Ama daha önce şair ve yazar ve ses sanatçısı Sinan Sait’i arayıp Mesut Bey’le bir görüşme yapması için kendisine haber gönderdikte Rest House’e gelerek yaptığı güzelim bir röportaj Arapçaya çevirerek Bağdatta çıkmakta olan Karandil dergisinin 31.5.1956 tarihli nüshasında yayımlandı. O yazının zaman aşımı sebebiyle tam metnini şehrimizde çıkmakta olan Türkmeneli edebiyat ve sanat dergisinin nisan 2010 tarihli 27 sayısında sunmuş bulunduk.
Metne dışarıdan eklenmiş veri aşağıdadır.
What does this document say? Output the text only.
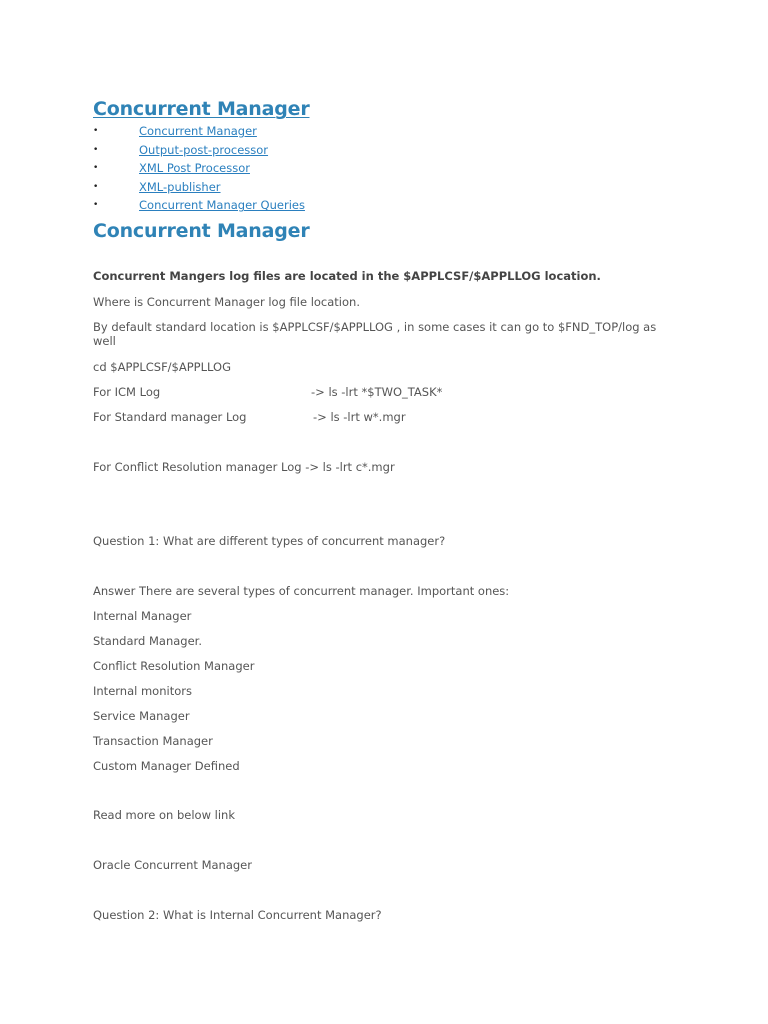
Concurrent Manager
•	Concurrent Manager
•	Output-post-processor
•	XML Post Processor
•	XML-publisher
•	Concurrent Manager Queries
Concurrent Manager
Concurrent Mangers log files are located in the $APPLCSF/$APPLLOG location.
Where is Concurrent Manager log file location.
By default standard location is $APPLCSF/$APPLLOG , in some cases it can go to $FND_TOP/log as well
cd $APPLCSF/$APPLLOG
For ICM Log	-> ls -lrt *$TWO_TASK*
For Standard manager Log	-> ls -lrt w*.mgr
For Conflict Resolution manager Log -> ls -lrt c*.mgr
Question 1: What are different types of concurrent manager?
Answer There are several types of concurrent manager. Important ones:
Internal Manager
Standard Manager.
Conflict Resolution Manager
Internal monitors
Service Manager
Transaction Manager
Custom Manager Defined
Read more on below link
Oracle Concurrent Manager
Question 2: What is Internal Concurrent Manager?
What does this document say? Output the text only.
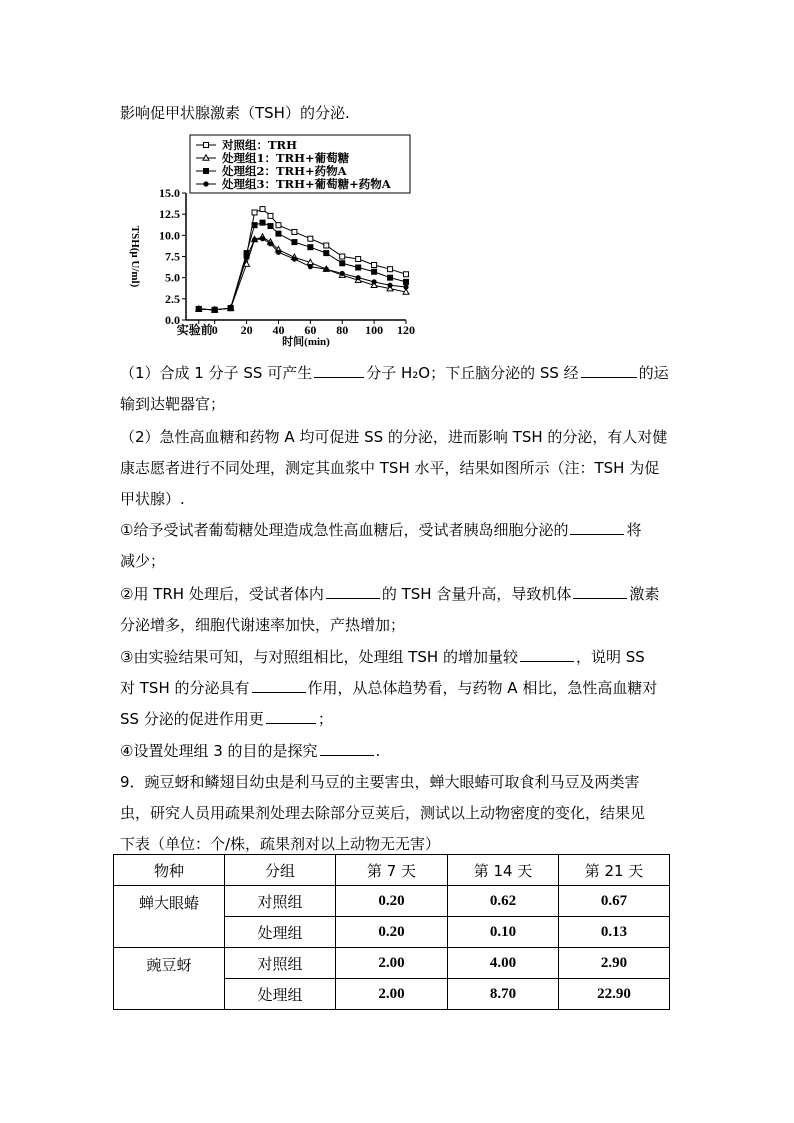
影响促甲状腺激素（TSH）的分泌.
15.0
12.5
10.0
7.5
5.0
2.5
0.0
实验前
0 20 40 60 80 100 120
时间(min)
TSH(μ U/ml)
对照组：TRH
处理组1：TRH+葡萄糖
处理组2：TRH+药物A
处理组3：TRH+葡萄糖+药物A
（1）合成 1 分子 SS 可产生	分子 H₂O；下丘脑分泌的 SS 经	的运
输到达靶器官；
（2）急性高血糖和药物 A 均可促进 SS 的分泌，进而影响 TSH 的分泌，有人对健
康志愿者进行不同处理，测定其血浆中 TSH 水平，结果如图所示（注：TSH 为促
甲状腺）.
①给予受试者葡萄糖处理造成急性高血糖后，受试者胰岛细胞分泌的	将
减少；
②用 TRH 处理后，受试者体内	的 TSH 含量升高，导致机体	激素
分泌增多，细胞代谢速率加快，产热增加；
③由实验结果可知，与对照组相比，处理组 TSH 的增加量较	，说明 SS
对 TSH 的分泌具有	作用，从总体趋势看，与药物 A 相比，急性高血糖对
SS 分泌的促进作用更	；
④设置处理组 3 的目的是探究	.
9．豌豆蚜和鳞翅目幼虫是利马豆的主要害虫，蝉大眼蝽可取食利马豆及两类害
虫，研究人员用疏果剂处理去除部分豆荚后，测试以上动物密度的变化，结果见
下表（单位：个/株，疏果剂对以上动物无无害）
物种	分组	第 7 天	第 14 天	第 21 天
蝉大眼蝽	对照组	0.20	0.62	0.67
	处理组	0.20	0.10	0.13
豌豆蚜	对照组	2.00	4.00	2.90
	处理组	2.00	8.70	22.90
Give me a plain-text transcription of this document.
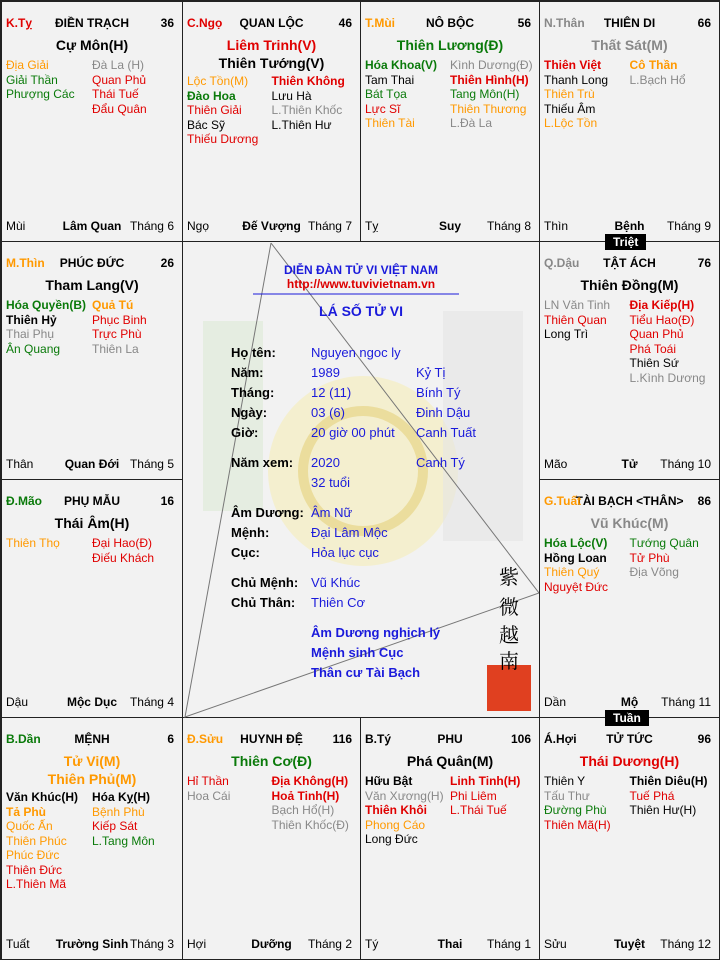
ĐIỀN TRẠCH
K.Tỵ	36
Cự Môn(H)
Địa Giải
Giải Thần
Phượng Các
Đà La (H)
Quan Phủ
Thái Tuế
Đẩu Quân
Lâm Quan
Mùi	Tháng 6
QUAN LỘC
C.Ngọ	46
Liêm Trinh(V)
Thiên Tướng(V)
Lộc Tồn(M)
Đào Hoa
Thiên Giải
Bác Sỹ
Thiếu Dương
Thiên Không
Lưu Hà
L.Thiên Khốc
L.Thiên Hư
Đế Vượng
Ngọ	Tháng 7
NÔ BỘC
T.Mùi	56
Thiên Lương(Đ)
Hóa Khoa(V)
Tam Thai
Bát Tọa
Lực Sĩ
Thiên Tài
Kình Dương(Đ)
Thiên Hình(H)
Tang Môn(H)
Thiên Thương
L.Đà La
Suy
Tỵ	Tháng 8
THIÊN DI
N.Thân	66
Thất Sát(M)
Thiên Việt
Thanh Long
Thiên Trù
Thiếu Âm
L.Lộc Tồn
Cô Thần
L.Bạch Hổ
Bệnh
Thìn	Tháng 9
PHÚC ĐỨC
M.Thìn	26
Tham Lang(V)
Hóa Quyền(B)
Thiên Hỷ
Thai Phụ
Ân Quang
Quả Tú
Phục Binh
Trực Phù
Thiên La
Quan Đới
Thân	Tháng 5
TẬT ÁCH
Q.Dậu	76
Thiên Đồng(M)
LN Văn Tinh
Thiên Quan
Long Trì
Địa Kiếp(H)
Tiểu Hao(Đ)
Quan Phủ
Phá Toái
Thiên Sứ
L.Kình Dương
Tử
Mão	Tháng 10
PHỤ MẪU
Đ.Mão	16
Thái Âm(H)
Thiên Thọ	Đại Hao(Đ)
Điếu Khách
Mộc Dục
Dậu	Tháng 4
TÀI BẠCH <THÂN>
G.Tuất	86
Vũ Khúc(M)
Hóa Lộc(V)
Hồng Loan
Thiên Quý
Nguyệt Đức
Tướng Quân
Tử Phù
Địa Võng
Mộ
Dần	Tháng 11
MỆNH
B.Dần	6
Tử Vi(M)
Thiên Phủ(M)
Văn Khúc(H)
Tả Phù
Quốc Ấn
Thiên Phúc
Phúc Đức
Thiên Đức
L.Thiên Mã
Hóa Kỵ(H)
Bệnh Phù
Kiếp Sát
L.Tang Môn
Trường Sinh
Tuất	Tháng 3
HUYNH ĐỆ
Đ.Sửu	116
Thiên Cơ(Đ)
Hỉ Thần
Hoa Cái
Địa Không(H)
Hoả Tinh(H)
Bạch Hổ(H)
Thiên Khốc(Đ)
Dưỡng
Hợi	Tháng 2
PHU
B.Tý	106
Phá Quân(M)
Hữu Bật
Văn Xương(H)
Thiên Khôi
Phong Cáo
Long Đức
Linh Tinh(H)
Phi Liêm
L.Thái Tuế
Thai
Tý	Tháng 1
TỬ TỨC
Á.Hợi	96
Thái Dương(H)
Thiên Y
Tấu Thư
Đường Phù
Thiên Mã(H)
Thiên Diêu(H)
Tuế Phá
Thiên Hư(H)
Tuyệt
Sửu	Tháng 12
Triệt
Tuần
DIỄN ĐÀN TỬ VI VIỆT NAM
http://www.tuvivietnam.vn
LÁ SỐ TỬ VI
Họ tên:	Nguyen ngoc ly
Năm:	1989	Kỷ Tị
Tháng:	12 (11)	Bính Tý
Ngày:	03 (6)	Đinh Dậu
Giờ:	20 giờ 00 phút Canh Tuất
Năm xem: 2020	Canh Tý
32 tuổi
Âm Dương: Âm Nữ
Mệnh:	Đại Lâm Mộc
Cục:	Hỏa lục cục
Chủ Mệnh: Vũ Khúc
Chủ Thân: Thiên Cơ
Âm Dương nghịch lý
Mệnh sinh Cục
Thân cư Tài Bạch
紫
微
越
南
Az önce sözünü ettiğim Vehit bizi arabasıyla Baba gürgür neft semtini gezdirip, orada devamlı olarak yer yüzünün toprakları arasında yanan ateş mevkiine götürdü. Akabinde şehri epeyi dolaştırdıktan sonra değerli konuğumuz Mesut Cemil Bey bizimle vedalaşarak Bağdat’a döndü.

1963 yılında İstanbul’da ölen rahmetlinin hicaz makamında bestelediği ve güftesini şair Nazım Hikmet aleyhi ma yestehikkuhu nun yazdığı eserin metnini aşağıda sunuyorum.

 

Martılar ah eder çırparlar kanat

Deryalar açılır açılır kat kat

Gayri beklemeye kalmadı tokat

Görünsün karşıdan İstanbul şehri

 

Dalgalar yar beller kopar kıyamet

Deryayı kan eder kan eder hasret

Gayri beklemeye kalmadı tokat

Görünsün karşıdan İstanbul şehri

Aziz bir hatıra olarak birlikte çektiğimiz tarihî fotoğraflardan birini burada yayımlıyorum. Bunda sırayla sodan sağa mesut Cemil, Sinan Sait, makalenin yazarı Ata terzibaşı, Reşit kâzım Beyatlı ve Vehit Cuma görülmektedir.